As a volunteer-led charity, the RDA cannot hope to meet the level of need that exists with their existing facilities and teams. An incentive to expand provision is badly needed. Julie hopes that the formation of One Equine Trust will facilitate partnerships with other interested parties and encourage best practice by providing access to training, research and support.
After qualifying as an Occupational Therapist in Northern Ireland, Hazel worked in a range of clinical roles across different areas of practice including acute, community, adult services, learning disabilities, physical disabilities, and paediatrics within uni-professional, multi-professional and integrated teams before moving into management and leadership positions.
As Department of Health Lead Allied Health Professions Officer, Hazel was the most senior advisor in Northern Ireland Government on AHP matters across the 13 AHP professions-Physiotherapy, Occupational Therapy, Speech and Language Therapy, Radiography diagnostic and therapeutic, Podiatry, Dietitians, Art Drama and Music Therapy and recently includes Paramedics. She provided professional advice and support to Assembly Ministers and senior officials across Health and Social Care services on AHP Policy, Education and Practice.

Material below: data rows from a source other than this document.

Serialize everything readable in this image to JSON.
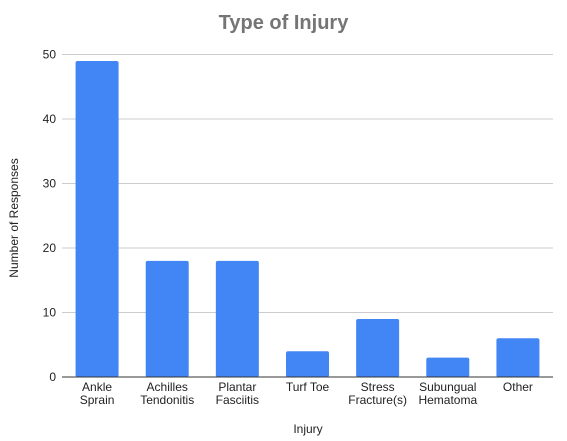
{
  "chart_data": {
    "type": "bar",
    "title": "Type of Injury",
    "xlabel": "Injury",
    "ylabel": "Number of Responses",
    "ylim": [
      0,
      50
    ],
    "yticks": [
      0,
      10,
      20,
      30,
      40,
      50
    ],
    "grid": true,
    "legend": "none",
    "bar_color": "#4285f4",
    "categories": [
      [
        "Ankle",
        "Sprain"
      ],
      [
        "Achilles",
        "Tendonitis"
      ],
      [
        "Plantar",
        "Fasciitis"
      ],
      [
        "Turf Toe"
      ],
      [
        "Stress",
        "Fracture(s)"
      ],
      [
        "Subungual",
        "Hematoma"
      ],
      [
        "Other"
      ]
    ],
    "values": [
      49,
      18,
      18,
      4,
      9,
      3,
      6
    ]
  }
}
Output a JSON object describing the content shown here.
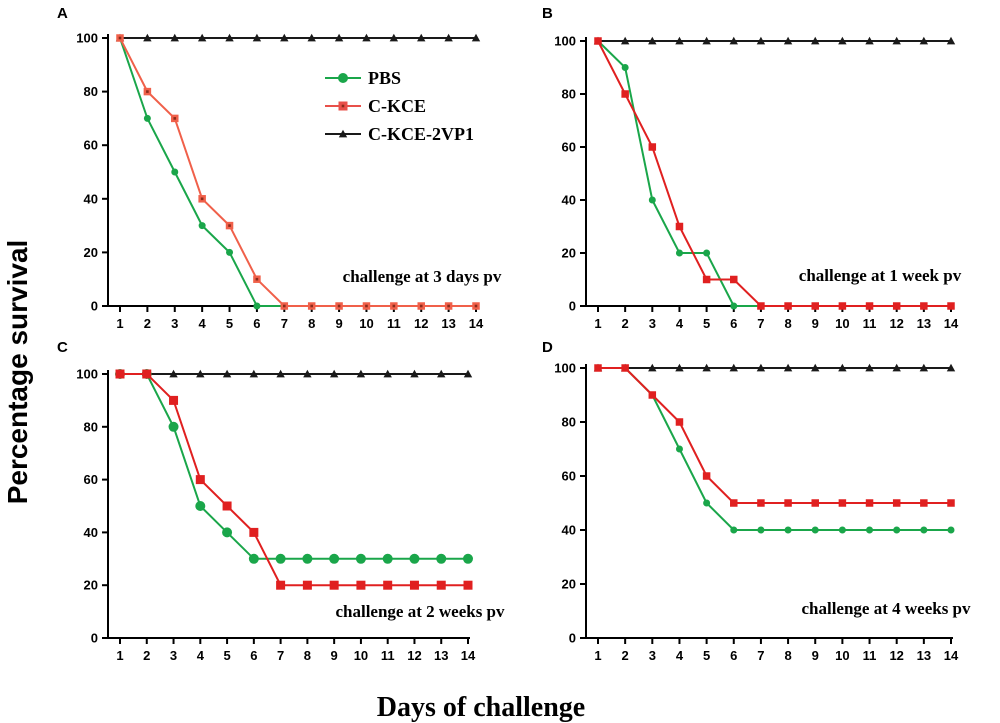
{
  "chart_data": {
    "type": "line",
    "ylabel": "Percentage survival",
    "xlabel": "Days of challenge",
    "legend": {
      "position": "top-right of panel A",
      "entries": [
        {
          "name": "PBS",
          "color": "#1aa64a",
          "marker": "circle"
        },
        {
          "name": "C-KCE",
          "color": "#e8504a",
          "marker": "square"
        },
        {
          "name": "C-KCE-2VP1",
          "color": "#1a1a1a",
          "marker": "triangle"
        }
      ]
    },
    "colors": {
      "PBS": "#1aa64a",
      "C-KCE": "#e02020",
      "C-KCE-2VP1": "#1a1a1a",
      "C-KCE-panelA": "#f0604a"
    },
    "panels": [
      {
        "label": "A",
        "title": "challenge at 3 days pv",
        "x": [
          1,
          2,
          3,
          4,
          5,
          6,
          7,
          8,
          9,
          10,
          11,
          12,
          13,
          14
        ],
        "xlim": [
          1,
          14
        ],
        "ylim": [
          0,
          100
        ],
        "yticks": [
          0,
          20,
          40,
          60,
          80,
          100
        ],
        "series": [
          {
            "name": "PBS",
            "values": [
              100,
              70,
              50,
              30,
              20,
              0,
              0,
              0,
              0,
              0,
              0,
              0,
              0,
              0
            ]
          },
          {
            "name": "C-KCE",
            "values": [
              100,
              80,
              70,
              40,
              30,
              10,
              0,
              0,
              0,
              0,
              0,
              0,
              0,
              0
            ]
          },
          {
            "name": "C-KCE-2VP1",
            "values": [
              100,
              100,
              100,
              100,
              100,
              100,
              100,
              100,
              100,
              100,
              100,
              100,
              100,
              100
            ]
          }
        ]
      },
      {
        "label": "B",
        "title": "challenge at 1 week pv",
        "x": [
          1,
          2,
          3,
          4,
          5,
          6,
          7,
          8,
          9,
          10,
          11,
          12,
          13,
          14
        ],
        "xlim": [
          1,
          14
        ],
        "ylim": [
          0,
          100
        ],
        "yticks": [
          0,
          20,
          40,
          60,
          80,
          100
        ],
        "series": [
          {
            "name": "PBS",
            "values": [
              100,
              90,
              40,
              20,
              20,
              0,
              0,
              0,
              0,
              0,
              0,
              0,
              0,
              0
            ]
          },
          {
            "name": "C-KCE",
            "values": [
              100,
              80,
              60,
              30,
              10,
              10,
              0,
              0,
              0,
              0,
              0,
              0,
              0,
              0
            ]
          },
          {
            "name": "C-KCE-2VP1",
            "values": [
              100,
              100,
              100,
              100,
              100,
              100,
              100,
              100,
              100,
              100,
              100,
              100,
              100,
              100
            ]
          }
        ]
      },
      {
        "label": "C",
        "title": "challenge at 2 weeks pv",
        "x": [
          1,
          2,
          3,
          4,
          5,
          6,
          7,
          8,
          9,
          10,
          11,
          12,
          13,
          14
        ],
        "xlim": [
          1,
          14
        ],
        "ylim": [
          0,
          100
        ],
        "yticks": [
          0,
          20,
          40,
          60,
          80,
          100
        ],
        "series": [
          {
            "name": "PBS",
            "values": [
              100,
              100,
              80,
              50,
              40,
              30,
              30,
              30,
              30,
              30,
              30,
              30,
              30,
              30
            ]
          },
          {
            "name": "C-KCE",
            "values": [
              100,
              100,
              90,
              60,
              50,
              40,
              20,
              20,
              20,
              20,
              20,
              20,
              20,
              20
            ]
          },
          {
            "name": "C-KCE-2VP1",
            "values": [
              100,
              100,
              100,
              100,
              100,
              100,
              100,
              100,
              100,
              100,
              100,
              100,
              100,
              100
            ]
          }
        ]
      },
      {
        "label": "D",
        "title": "challenge at 4 weeks pv",
        "x": [
          1,
          2,
          3,
          4,
          5,
          6,
          7,
          8,
          9,
          10,
          11,
          12,
          13,
          14
        ],
        "xlim": [
          1,
          14
        ],
        "ylim": [
          0,
          100
        ],
        "yticks": [
          0,
          20,
          40,
          60,
          80,
          100
        ],
        "series": [
          {
            "name": "PBS",
            "values": [
              100,
              100,
              90,
              70,
              50,
              40,
              40,
              40,
              40,
              40,
              40,
              40,
              40,
              40
            ]
          },
          {
            "name": "C-KCE",
            "values": [
              100,
              100,
              90,
              80,
              60,
              50,
              50,
              50,
              50,
              50,
              50,
              50,
              50,
              50
            ]
          },
          {
            "name": "C-KCE-2VP1",
            "values": [
              100,
              100,
              100,
              100,
              100,
              100,
              100,
              100,
              100,
              100,
              100,
              100,
              100,
              100
            ]
          }
        ]
      }
    ]
  }
}
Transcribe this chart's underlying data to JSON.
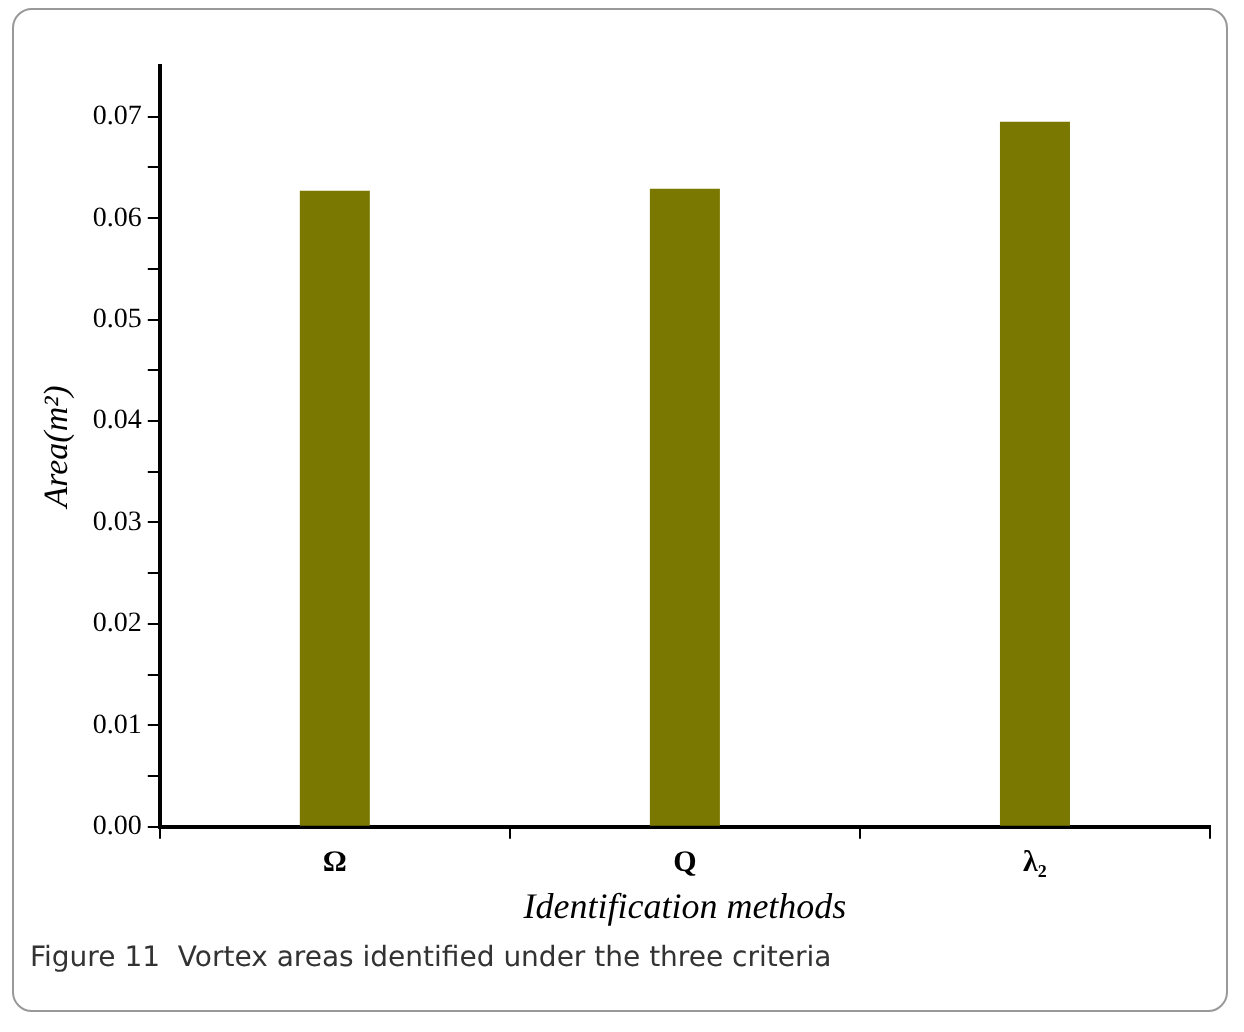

Hazel is a great supporter of all AHP Professional Bodies and has also been involved with her own professional body in different roles at regional and national levels. In 2019 Hazel was awarded a Fellowship Award which is the highest honour that the Royal College of Occupational Therapy can bestow on its members in recognition of the outstanding contribution they have made to the occupational therapy profession during their career.
Before leaving her post at DoH, Hazel was involved in securing funding which led to the development of a pilot AHP Hippotherapy course in Northern Ireland. This course is currently ongoing through Ulster University.
Molly studied Law, completing a Commercial Law Masters at Bristol University and was called to the Bar in 2005. Molly qualified as a mediator and on returning to Belfast she completed a study on the future of mediation within the Northern Irish legal system. It was during this time that she first recognised the possibilities of alternative justice procedures and in particular different pathways for young people caught in the judicial system.
Horses have been a lifelong hobby for Molly and the time she spent in Baltimore after completing her A-levels inspired an idea for an equine centre that combined excellence in welfare and instruction with education and empowerment for young people. She completed a diploma in the racing and breeding industry whilst studying Law and focused on this passion when she became Assistant Manager at Down Royal Racecourse. Her ten years at Down Royal offered Molly an invaluable insight to the equine industry in Northern Ireland and beyond and reaffirmed to her that working with horses instils skills and opportunities for people who may struggle in traditional educational pathways. Molly was also very aware of the pressure on those in the racing industry and the impact it could have on both their physical and mental well-being.
Molly has been working on a project to create a Centre of Excellence, education and empowerment at Giant’s Park in North Belfast and it was through this project that she came to be involved with One Equine. Molly is passionate about using the horse as a facilitator to improve the lives of people in Northern Ireland.